The sound of the sirens grew louder and headlights blazed in her eyes as the first ambulance sped toward her.
Chapter 27
Scrambling down the ladder, Joey descended into a cramped underground hell. The engine fumes were stronger down here. The air was filled with choking fumes, but Joey could also pick up the sour stench of unwashed bodies, and the reek of vomit. Nausea roiled inside him, his body’s reaction to the toxic air. He tried to suppress it as hands from below reached up to grasp him, and hoarse voices pleaded for his help. His flashlight shone over their terrified faces and dread stabbed him as he saw a few had already collapsed on the ground.
“Right, come on. Let’s get you out of here.”
There was a language barrier to overcome; Joey had a basic knowledge of Zulu and Sotho, but some of the men had no English and didn’t speak either of these local languages. He had a sense that they were not down here voluntarily. He’d met a few zama zamas during security operations in this area. They had been hard and dangerous men, often with a criminal history, and prone to violence. Perhaps it was the effect of the gas, but these miners appeared only frightened and confused.

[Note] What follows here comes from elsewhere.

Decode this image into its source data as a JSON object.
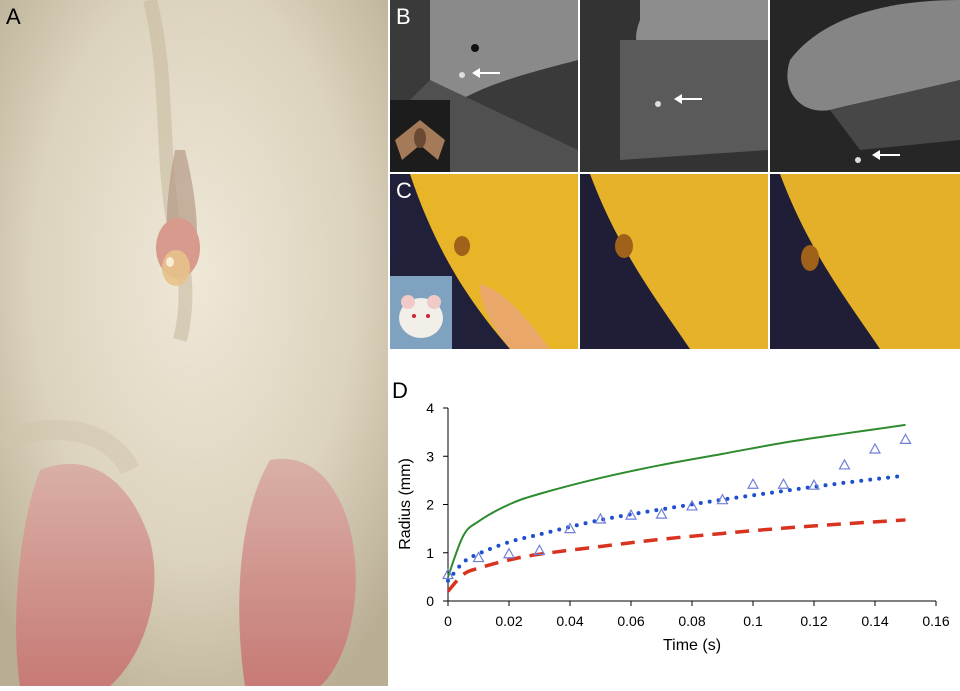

As he started organizing a hasty triage system, he clearly heard the sound that he had feared most. A harsh, grinding noise started, and then stopped abruptly. It told him that the grate had started to slip. One of the links must have weakened. If the rope broke entirely, the grate would crash down, an unstoppable weight, sealing the entrance again.
Nothing he could do now... he just had to get these men out as fast as possible.
And then, as he helped the first of the survivors up the ladder, a prolonged, harsh, scraping sound from above made his heart jump into his throat. At first he thought the grate was falling — that they were all doomed.
But as he struggled to the surface with the first of the weakened men, he saw that Isobel had used the car jack, jamming it into the angle of steel and cranking it up so that this sturdy structure took strain off the rope.